Eviction filed against transitional housing property in Stockton
STOCKTON — Christina Boula-Rodriguez laid out about a dozen business cards on a table.
The names on the cards are from city officials, code enforcement officers, legal representatives and advocates, who Boula-Rodriguez hopes become her lifeline to a way out of the desperate situation she and others have found themselves in.
“These are like the Bible to me,” she said with tears in her eyes. “These are the people who keep coming and telling me it’s going to be OK.”

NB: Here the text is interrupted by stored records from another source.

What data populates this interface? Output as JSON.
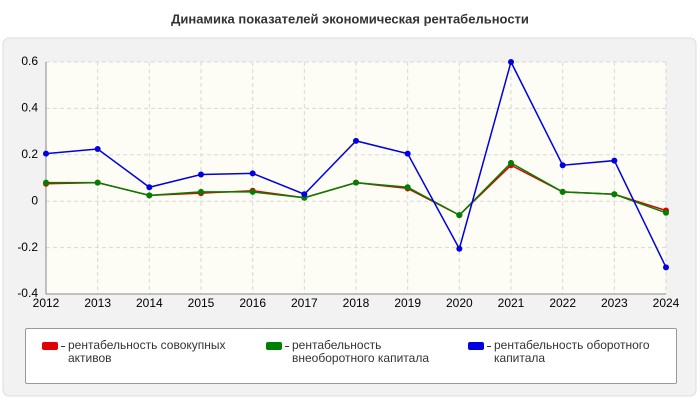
{
  "chart_data": {
    "type": "line",
    "title": "Динамика показателей экономическая рентабельности",
    "categories": [
      "2012",
      "2013",
      "2014",
      "2015",
      "2016",
      "2017",
      "2018",
      "2019",
      "2020",
      "2021",
      "2022",
      "2023",
      "2024"
    ],
    "series": [
      {
        "name": "рентабельность совокупных активов",
        "color": "#e00000",
        "values": [
          0.075,
          0.08,
          0.025,
          0.035,
          0.045,
          0.015,
          0.08,
          0.055,
          -0.06,
          0.155,
          0.04,
          0.03,
          -0.04
        ]
      },
      {
        "name": "рентабельность внеоборотного капитала",
        "color": "#008000",
        "values": [
          0.08,
          0.08,
          0.025,
          0.04,
          0.04,
          0.015,
          0.08,
          0.06,
          -0.06,
          0.165,
          0.04,
          0.03,
          -0.05
        ]
      },
      {
        "name": "рентабельность оборотного капитала",
        "color": "#0000e0",
        "values": [
          0.205,
          0.225,
          0.06,
          0.115,
          0.12,
          0.03,
          0.26,
          0.205,
          -0.205,
          0.6,
          0.155,
          0.175,
          -0.285
        ]
      }
    ],
    "ylim": [
      -0.4,
      0.6
    ],
    "yticks": [
      -0.4,
      -0.2,
      0,
      0.2,
      0.4,
      0.6
    ],
    "grid": true
  }
}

Boula-Rodriguez is a resident of Urojas Community Services at 322 N. California St. On Wednesday, she was notified that V& N Patel, which owns the property rented by Urojas, has filed an eviction lawsuit against the organization and by default, the residents who live there.
The lawsuit comes after months of actions, warnings and citations from various agencies, including the Stockton Fire Department, code enforcement and the City Attorney’s Office, for Urojas and V & N Patel to address safety concerns, including a lack of a fire alarm system.

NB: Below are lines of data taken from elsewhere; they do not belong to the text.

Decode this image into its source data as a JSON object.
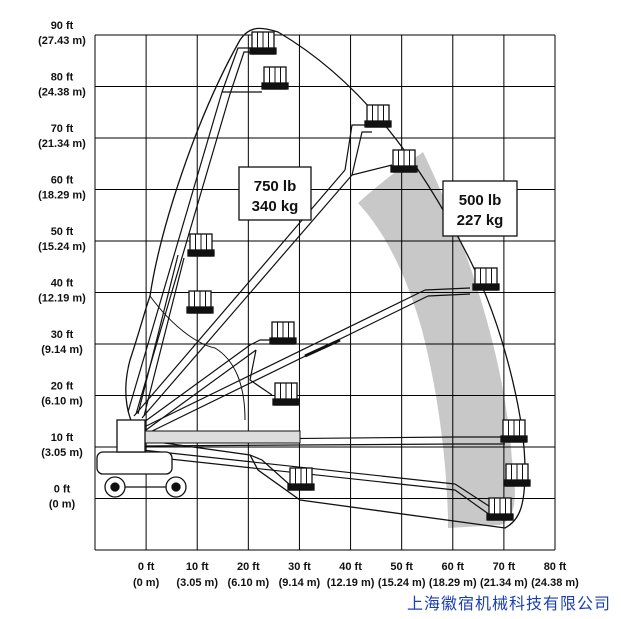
{
  "chart_data": {
    "type": "diagram",
    "title": "",
    "y_ticks": [
      {
        "ft": "90 ft",
        "m": "(27.43 m)"
      },
      {
        "ft": "80 ft",
        "m": "(24.38 m)"
      },
      {
        "ft": "70 ft",
        "m": "(21.34 m)"
      },
      {
        "ft": "60 ft",
        "m": "(18.29 m)"
      },
      {
        "ft": "50 ft",
        "m": "(15.24 m)"
      },
      {
        "ft": "40 ft",
        "m": "(12.19 m)"
      },
      {
        "ft": "30 ft",
        "m": "(9.14 m)"
      },
      {
        "ft": "20 ft",
        "m": "(6.10 m)"
      },
      {
        "ft": "10 ft",
        "m": "(3.05 m)"
      },
      {
        "ft": "0 ft",
        "m": "(0 m)"
      }
    ],
    "x_ticks": [
      {
        "ft": "0 ft",
        "m": "(0 m)"
      },
      {
        "ft": "10 ft",
        "m": "(3.05 m)"
      },
      {
        "ft": "20 ft",
        "m": "(6.10 m)"
      },
      {
        "ft": "30 ft",
        "m": "(9.14 m)"
      },
      {
        "ft": "40 ft",
        "m": "(12.19 m)"
      },
      {
        "ft": "50 ft",
        "m": "(15.24 m)"
      },
      {
        "ft": "60 ft",
        "m": "(18.29 m)"
      },
      {
        "ft": "70 ft",
        "m": "(21.34 m)"
      },
      {
        "ft": "80 ft",
        "m": "(24.38 m)"
      }
    ],
    "capacity_zones": [
      {
        "line1": "750 lb",
        "line2": "340 kg",
        "fill": "#ffffff"
      },
      {
        "line1": "500 lb",
        "line2": "227 kg",
        "fill": "#c8c8c8"
      }
    ],
    "x_range_ft": [
      -10,
      80
    ],
    "y_range_ft": [
      -10,
      90
    ],
    "grid": true
  },
  "footer": {
    "company": "上海徽宿机械科技有限公司"
  },
  "colors": {
    "grid": "#000000",
    "zone": "#c8c8c8",
    "footer_text": "#1a3fb5"
  }
}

Other issues reported by code enforcement include leaking faucets, cockroaches, men loitering on the property when no men are allowed to be there, inoperable heaters and management periodically shutting off electricity.
Urojas Community Services opened in Stockton in May 2015 on the promise to provide safe transitional housing for women. Jasper Lowery, a reverend and executive director of Urojas, told The Record in December 2015 the program would assist women who are military veterans and single women with children in finding emergency, transitional and permanent housing, and accessing mental health care.
Lowery had spent more than two decades working in the mental health field in Oakland before moving to Stockton.
“God sent me here to help these families,” he said during that December interview.
By summer 2016, allegations of mismanagement, poor living conditions and code violations were being reported out of the Stockton facility. In September, Nina Lamfers, who moved into Urojas after leaving her sober living residence, described the conditions at the facility to this paper as “atrocious.”
Lowery said then that the code enforcement case brought against Urojas was initiated by a disgruntled man who had caused many disturbances, and that the residents weren’t doing enough to keep the property clean.
Urojas’ Stockton facility came into the spotlight after four people were killed in a four-alarm fire at a three-story apartment building the organization leased in Oakland on March 27. That building, too, had a long list of safety violations. And the building owner, Mead Avenue Housing Associates, was attempting to evict Urojas.
In Stockton, since August 2016 code enforcement has noted units occupied by people, including children, have had no smoke or carbon monoxide alarms, according to safety reports.